Mais quand on pensait à ceux qui occupaient l’autre côté du Mizzippy, on s’imaginait qu’ils vivaient à la façon traditionnelle, qu’ils chassaient, péchaient et logeaient dans des wigwams. Aussi Arthur Stuart éprouva-t-il d’abord une vive irritation en découvrant qu’ils bâtissaient des cabanes en rondins, quadrillaient leurs villages de rues et plantaient acres sur acres de maïs et de haricots.
« J’sens pas d’chant vert dans tout ça, dit-il à Marie la Mort. J’sens jusse une ville. »
Marie la Mort se moqua de lui. « Quofaire les Rouges auraient pas d’villes ? Et des grandes ? Tu crois qu’les Blancs sont les seuls à connaître ce qu’est une ville ? »
Et quand il fallut nourrir les six mille fugitifs, eh bien, les Rouges organisèrent l’opération aussi efficacement qu’un pique-nique paroissial. Ils avaient dressé cinquante tables, chaque colonel et chaque commandant amenait ses cinquante maisonnées qui passaient devant les tables, entassaient des vivres dans des paniers et les emportaient vers les pâturages qu’on leur avait attribués pour y installer leur campement, et le système était si au point que tout le monde eut son petit-déjeuner avant même que le soleil se mette à cogner trop dur. Pendant tout ce temps, des femmes rouges réapprovisionnaient les tables – pains de maïs, galettes, purée de pois, cidre, pommes, papayes et grosses grappes de raisin.

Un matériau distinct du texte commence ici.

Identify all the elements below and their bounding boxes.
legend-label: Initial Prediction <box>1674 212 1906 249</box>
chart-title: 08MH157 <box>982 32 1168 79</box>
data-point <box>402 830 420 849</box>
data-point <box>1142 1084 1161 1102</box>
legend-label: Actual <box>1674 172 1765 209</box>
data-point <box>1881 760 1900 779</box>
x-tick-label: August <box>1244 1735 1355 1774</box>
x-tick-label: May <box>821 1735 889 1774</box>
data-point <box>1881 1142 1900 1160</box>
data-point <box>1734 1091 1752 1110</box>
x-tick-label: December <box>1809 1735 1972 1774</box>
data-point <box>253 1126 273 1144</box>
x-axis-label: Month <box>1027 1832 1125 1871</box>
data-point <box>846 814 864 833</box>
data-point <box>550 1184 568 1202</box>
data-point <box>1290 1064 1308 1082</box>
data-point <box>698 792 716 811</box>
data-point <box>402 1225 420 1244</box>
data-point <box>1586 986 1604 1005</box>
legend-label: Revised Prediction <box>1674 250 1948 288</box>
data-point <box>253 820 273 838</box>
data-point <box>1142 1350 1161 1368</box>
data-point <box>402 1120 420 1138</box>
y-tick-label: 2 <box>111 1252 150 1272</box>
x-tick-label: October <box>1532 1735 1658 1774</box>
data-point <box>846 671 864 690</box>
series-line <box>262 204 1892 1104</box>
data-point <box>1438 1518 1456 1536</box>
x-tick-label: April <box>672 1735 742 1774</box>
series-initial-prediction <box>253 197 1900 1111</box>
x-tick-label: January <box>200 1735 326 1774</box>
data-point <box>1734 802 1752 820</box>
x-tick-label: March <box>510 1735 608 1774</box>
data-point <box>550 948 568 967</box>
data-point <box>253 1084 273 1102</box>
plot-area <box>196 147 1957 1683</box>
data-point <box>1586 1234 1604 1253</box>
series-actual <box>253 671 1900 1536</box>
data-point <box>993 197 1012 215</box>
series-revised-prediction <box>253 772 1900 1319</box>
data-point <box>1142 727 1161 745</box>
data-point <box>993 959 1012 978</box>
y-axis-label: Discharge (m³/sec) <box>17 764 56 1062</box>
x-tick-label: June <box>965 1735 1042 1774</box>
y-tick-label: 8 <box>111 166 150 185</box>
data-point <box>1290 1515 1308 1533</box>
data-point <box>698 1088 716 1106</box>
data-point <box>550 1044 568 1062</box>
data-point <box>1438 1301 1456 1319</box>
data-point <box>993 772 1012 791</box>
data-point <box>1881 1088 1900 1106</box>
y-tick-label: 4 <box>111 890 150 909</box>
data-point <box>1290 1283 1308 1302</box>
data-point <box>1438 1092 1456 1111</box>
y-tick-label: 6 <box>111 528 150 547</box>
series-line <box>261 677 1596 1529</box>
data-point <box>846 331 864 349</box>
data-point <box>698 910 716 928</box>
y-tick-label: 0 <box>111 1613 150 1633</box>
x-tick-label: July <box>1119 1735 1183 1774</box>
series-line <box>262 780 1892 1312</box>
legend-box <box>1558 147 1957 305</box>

Arthur ne put s’empêcher de poser une question. « Si les Rouges ont du raisin, comment ça s’fait qu’ils ont pas inventionné l’vin ?
— Ils avaient pas d’raisin avant que les Blancs leur apprennent à l’cultiver, répondit Alvin.
— Alors ils font quoi asteure ? Du vin ?
— Leur cidre et leur vin ont tellement peu d’alcool qu’on serait forcé de l’pisser bien avant d’être mortzivre. Tenskwa-Tawa veille là-d’sus. Mais c’est la meilleure mayère de garder en réserve de l’eau saine, et il veut aussi augmenter la tolérance des Rouges pour que son peuple vienne pas esclave de l’alcool comme lui et beaucoup d’autres l’étaient.
— Difficile d’imaginer ce bougre-là en esclave de quèque chose, fit Arthur Stuart.
— Pourtant il l’était, dit Alvin. Esclave de la gnôle, esclave de la rage et d’la haine. Mais asteure il est en paix avec tout l’monde qui veut bien et il passe sa vie à lire, à étudier et apprendre tout ce qu’il peut sus tout.
— Alors les Rouges ont des livres ?
— Il les ramène de not’ bord du Mizzippy. Et pis du Canada et du Mexique. Il voyage des tas, tout comme voyageait son frère. C’est pour ça qu’il cause si bien anglais. Et aussi l’français, l’espagnol et une trentaine de langues rouges. D’après lui, un jour y aura plus d’barrière, alors les Blancs et les Rouges seront forcés de s’mélanger, et il veut qu’son peuple soit prêt pour pouvoir l’faire sans perdre le chant vert comme les Cherrikys et les Irrakwas l’ont perdu. »
Toute la matinée, Tenskwa-Tawa se terra avec La Tia et une douzaine de vieux Rouges, hommes et femmes, et quand Arthur voulut savoir ce qu’ils faisaient, Alvin lui conseilla de s’occuper de ses affaires. Mais à midi, lorsqu’ils attaquèrent un nouveau repas, cette fois avec de la viande – surtout de la dinde fumée, car les Rouges paraissaient élever des troupeaux de ce volatile comme d’autres des moutons –, Alvin fut invité dans la grande salle où le conseil rouge et La Tia se réunissaient, puis il ressortit au bout de quelques minutes pour aller chercher Arthur et le ramener à l’intérieur.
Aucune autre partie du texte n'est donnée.